During supercritical transesterification, Palm and moringa oils did show good methyl esters yields when reaction parameters such as temperature and time were increased; however, a slight decrease in yield has been observed when temperature is further increased [48,51]. Palm and moringa oils are highly dominated with monounsaturated fatty acids. The yields for longer reaction time are higher than that for shorter reaction time. This is because short reaction time is not sufficient to push the reaction to completion particularly at lower temperature where transesterification rate is slower, while, longer reaction time allows the reaction to attain higher yield even though at low reaction temperature [52]. However, increasing reaction temperature favored higher biodiesel yield for both short and long reaction time.
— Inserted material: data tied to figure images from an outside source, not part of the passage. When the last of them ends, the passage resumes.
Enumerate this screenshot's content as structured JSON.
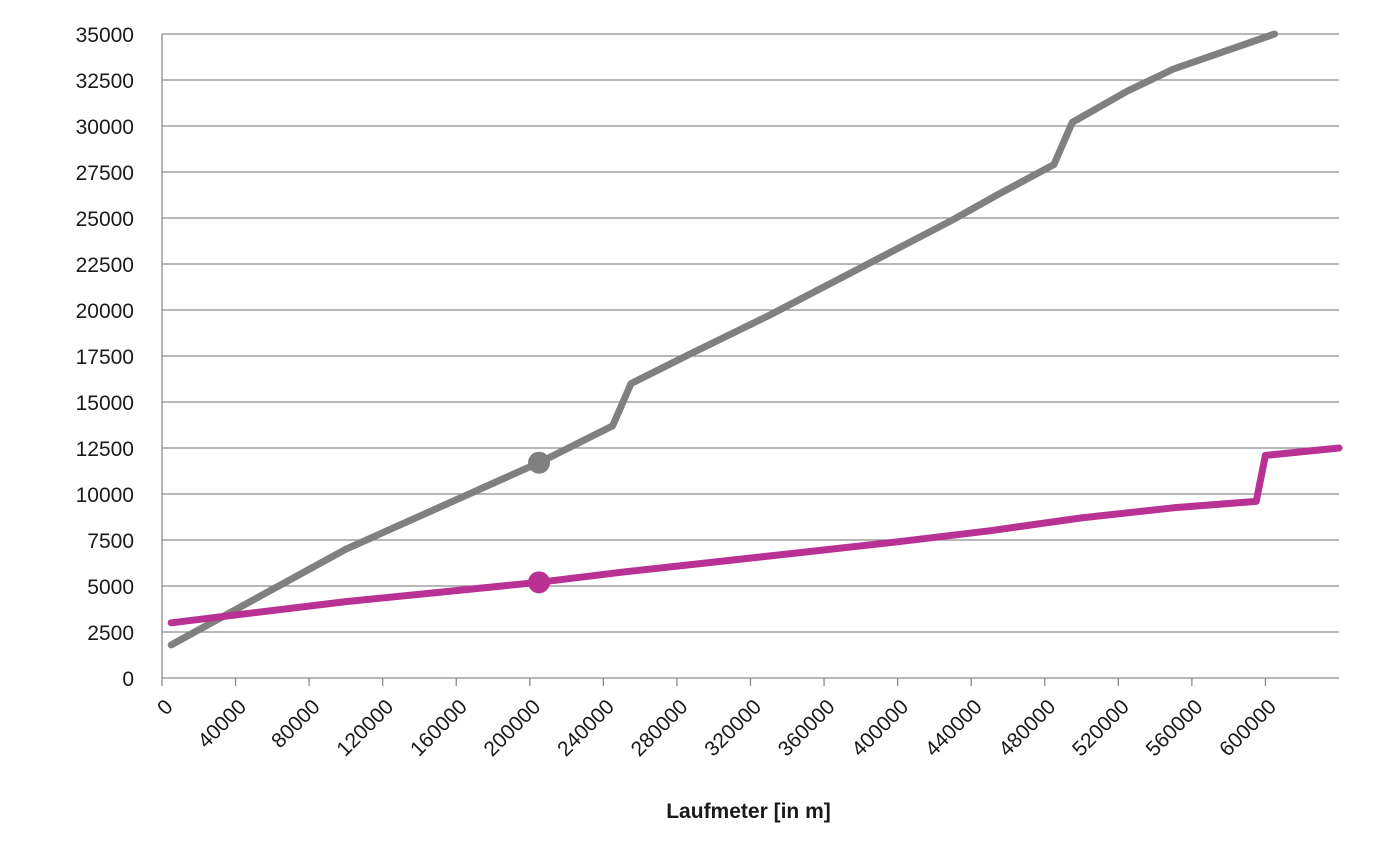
{
  "chart_data": {
    "type": "line",
    "title": "",
    "xlabel": "Laufmeter [in m]",
    "ylabel": "",
    "xlim": [
      0,
      640000
    ],
    "ylim": [
      0,
      35000
    ],
    "x_ticks": [
      0,
      40000,
      80000,
      120000,
      160000,
      200000,
      240000,
      280000,
      320000,
      360000,
      400000,
      440000,
      480000,
      520000,
      560000,
      600000
    ],
    "y_ticks": [
      0,
      2500,
      5000,
      7500,
      10000,
      12500,
      15000,
      17500,
      20000,
      22500,
      25000,
      27500,
      30000,
      32500,
      35000
    ],
    "grid": true,
    "legend": "none",
    "series": [
      {
        "color": "#808080",
        "points": [
          [
            5000,
            1800
          ],
          [
            100000,
            7000
          ],
          [
            205000,
            11700
          ],
          [
            245000,
            13700
          ],
          [
            255000,
            16000
          ],
          [
            285000,
            17500
          ],
          [
            330000,
            19700
          ],
          [
            380000,
            22300
          ],
          [
            430000,
            24900
          ],
          [
            455000,
            26300
          ],
          [
            485000,
            27900
          ],
          [
            495000,
            30200
          ],
          [
            525000,
            31900
          ],
          [
            550000,
            33100
          ],
          [
            605000,
            35000
          ]
        ],
        "markers": [
          [
            205000,
            11700
          ]
        ]
      },
      {
        "color": "#b83193",
        "points": [
          [
            5000,
            3000
          ],
          [
            100000,
            4150
          ],
          [
            205000,
            5200
          ],
          [
            250000,
            5750
          ],
          [
            300000,
            6300
          ],
          [
            350000,
            6850
          ],
          [
            400000,
            7400
          ],
          [
            450000,
            8000
          ],
          [
            500000,
            8700
          ],
          [
            550000,
            9250
          ],
          [
            595000,
            9600
          ],
          [
            600000,
            12100
          ],
          [
            640000,
            12500
          ]
        ],
        "markers": [
          [
            205000,
            5200
          ]
        ]
      }
    ]
  }
}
This is because transesterification reaction rate has a strong dependency on temperature. This explains that higher yield of biodiesel can be achieved even though shorter reaction period was used, provided reaction temperature is sufficiently high [53]. Further increase in temperature resulted in lower yield for longer reaction time than for shorter reaction time. This is because transesterification is a reversible reaction that higher temperature with longer reaction time tends to reverse back the reaction [9, 54]. Low yields at severe high temperature might be attributed by the decomposition of poly-unsaturated methyl esters and unreacted triglycerides [4,51,55].

Higher temperatures with short period time did favor the high yields of methyl esters from soybean oil [37], however, the yield of methyl ester decreased at higher temperatures with longer reaction time because soybean oil has also high dominance of polyunsaturated fatty acids that influence methyl esters yields at high temperatures.

Croton and manketti oils show similar behaviour during supercritical transesterification. This might be attributed to the strong dominance of polyunsaturated fatty acids in these oils. Manketti largely comprises linoleic and eicosapentaenoic acids while croton mostly consists of linoleic acid. It was generally observed that higher temperatures, and thus higher pressure, did not favour the transesterification reaction; hence, the yields for lower temperatures were higher than the yields for higher temperatures [53]. This is because the poly-unsaturated fatty acids that are present in the oils decompose easily at higher temperatures and thus reduce the methyl esters yield [55,56].

5. Summary

The influence of fatty acid composition of oils for biodiesel production is well observed when reaction parameters such as time and temperature are varied. Higher temperatures with short period time favor high yields of methyl esters while higher temperatures with longer reaction time do not. Higher temperatures do not favor the supercritical methanol method for transesterification of oils with a high dominance of polyunsaturated fatty acids such as croton and manketti oils. Little has been reported on the supercritical transesterification of non-conventional oils, such as moringa, manketti and croton oils compared to other oils such as Palm and soybean.